Mettere sullo stesso piano, come fa Rampini, l’Europa del 1944 e l’Ucraina del 2024 è imbarazzante per un giornalista del suo rango. Bisogna proprio essere disperatamente alla ricerca di argomenti utili al “tam tam” per paragonare un continente distrutto, ma con enormi competenze culturali sociali e industriali, con un “buco nero” come l’Ucraina, Paese fallito già prima dell’invasione russa.

Rampini sembra invocare il coinvolgimento diretto dei nostri soldati, schierandoci in una guerra fratricida cominciata molto prima del 24 Febbraio 2022, e che la politica estera americana ha costantemente vessato, provocato e stuzzicato come una bolla nell’intonaco. Affermare che Biden non avrebbe mai aizzato, significa sostenere che la decisione di inglobare l’Ucraina nella Nato (Giugno 2021, sei mesi prima dell’invasione russa) fu una decisione democratica e collegiale, dove uno vale uno: Lettonia = Stati Uniti, Ucraina = Germania.
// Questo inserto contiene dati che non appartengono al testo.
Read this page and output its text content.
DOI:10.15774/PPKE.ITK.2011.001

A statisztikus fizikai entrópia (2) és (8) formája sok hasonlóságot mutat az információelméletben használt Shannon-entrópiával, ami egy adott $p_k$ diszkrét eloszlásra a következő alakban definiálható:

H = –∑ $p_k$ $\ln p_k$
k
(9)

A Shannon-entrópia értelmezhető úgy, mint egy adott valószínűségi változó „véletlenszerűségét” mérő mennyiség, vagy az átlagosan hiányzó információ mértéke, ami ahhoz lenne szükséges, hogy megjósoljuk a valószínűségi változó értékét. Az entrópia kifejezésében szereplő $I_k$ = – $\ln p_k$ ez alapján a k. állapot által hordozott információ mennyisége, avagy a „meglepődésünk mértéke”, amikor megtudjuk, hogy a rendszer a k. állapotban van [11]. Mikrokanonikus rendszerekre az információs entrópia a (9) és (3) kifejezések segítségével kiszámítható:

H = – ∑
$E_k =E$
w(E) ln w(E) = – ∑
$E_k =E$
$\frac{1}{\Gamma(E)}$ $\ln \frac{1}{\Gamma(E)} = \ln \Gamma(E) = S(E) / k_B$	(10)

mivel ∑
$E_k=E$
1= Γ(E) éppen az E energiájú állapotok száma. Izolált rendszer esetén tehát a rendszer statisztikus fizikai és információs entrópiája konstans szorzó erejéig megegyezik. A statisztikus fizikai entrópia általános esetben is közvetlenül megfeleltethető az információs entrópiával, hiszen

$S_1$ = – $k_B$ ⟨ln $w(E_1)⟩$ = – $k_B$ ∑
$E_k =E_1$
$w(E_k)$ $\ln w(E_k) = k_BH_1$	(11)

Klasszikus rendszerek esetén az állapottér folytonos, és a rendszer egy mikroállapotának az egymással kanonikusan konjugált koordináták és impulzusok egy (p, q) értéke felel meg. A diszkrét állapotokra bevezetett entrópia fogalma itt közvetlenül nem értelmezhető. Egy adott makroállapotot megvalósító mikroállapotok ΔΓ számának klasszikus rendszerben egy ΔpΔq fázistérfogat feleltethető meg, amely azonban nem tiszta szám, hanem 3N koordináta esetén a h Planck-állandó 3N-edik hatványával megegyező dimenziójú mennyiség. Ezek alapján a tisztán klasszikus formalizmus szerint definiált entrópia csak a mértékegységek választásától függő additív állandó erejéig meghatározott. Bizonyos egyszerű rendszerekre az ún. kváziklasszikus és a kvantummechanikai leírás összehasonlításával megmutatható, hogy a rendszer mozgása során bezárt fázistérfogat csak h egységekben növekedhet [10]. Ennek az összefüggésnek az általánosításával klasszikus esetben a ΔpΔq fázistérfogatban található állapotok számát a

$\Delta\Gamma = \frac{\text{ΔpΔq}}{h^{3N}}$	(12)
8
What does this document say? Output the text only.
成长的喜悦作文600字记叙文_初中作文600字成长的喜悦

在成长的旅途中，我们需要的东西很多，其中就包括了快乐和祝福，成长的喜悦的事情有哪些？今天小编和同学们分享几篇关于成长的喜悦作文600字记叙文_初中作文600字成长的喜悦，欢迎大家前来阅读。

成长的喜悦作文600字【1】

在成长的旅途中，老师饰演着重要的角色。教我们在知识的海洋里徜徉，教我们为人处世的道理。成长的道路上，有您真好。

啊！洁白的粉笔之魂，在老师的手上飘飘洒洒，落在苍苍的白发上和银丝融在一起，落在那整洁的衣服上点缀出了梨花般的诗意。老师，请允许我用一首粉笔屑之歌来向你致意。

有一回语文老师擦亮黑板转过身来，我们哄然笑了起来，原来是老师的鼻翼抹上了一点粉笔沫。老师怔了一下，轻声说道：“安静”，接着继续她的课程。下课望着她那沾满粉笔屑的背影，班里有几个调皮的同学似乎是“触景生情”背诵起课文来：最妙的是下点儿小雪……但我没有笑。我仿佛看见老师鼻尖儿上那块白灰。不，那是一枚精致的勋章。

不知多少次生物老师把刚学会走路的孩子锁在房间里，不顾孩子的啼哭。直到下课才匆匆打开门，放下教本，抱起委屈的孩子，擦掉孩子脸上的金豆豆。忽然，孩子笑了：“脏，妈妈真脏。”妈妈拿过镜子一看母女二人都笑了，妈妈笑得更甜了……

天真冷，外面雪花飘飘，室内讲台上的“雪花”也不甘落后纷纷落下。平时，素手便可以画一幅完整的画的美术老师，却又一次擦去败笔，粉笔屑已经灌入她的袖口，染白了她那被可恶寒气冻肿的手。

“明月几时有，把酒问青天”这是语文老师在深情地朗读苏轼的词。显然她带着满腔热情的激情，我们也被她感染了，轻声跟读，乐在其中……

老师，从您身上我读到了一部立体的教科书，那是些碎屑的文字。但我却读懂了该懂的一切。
Tutti utili, nessuno responsabile.

Ignorare la correlazione tra l’inquadramento dell’Ucraina nell’Alleanza Atlantica e la successiva invasione russa, è come quella tribù che non ha mai compreso la correlazione tra coito e gravidanza.

Con le elezioni europee alle spalle, il rischio è vedere il “tam tam” trasformarsi in mobilitazione militare. Lo storico Christopher Clark ideò la metafora dei sonnambuli Europei che nel 1914 scatenarono la Prima Guerra Mondiale a loro insaputa, in una specie di dormiveglia della ragione. Con migliaia di testate nucleari russe puntate contro l’Europa, quella del 2024 verrebbe ricordata (non da noi, ma dall’allibito ET che ci osserva dall’alto dei cieli) come la mobilitazione degli zombie.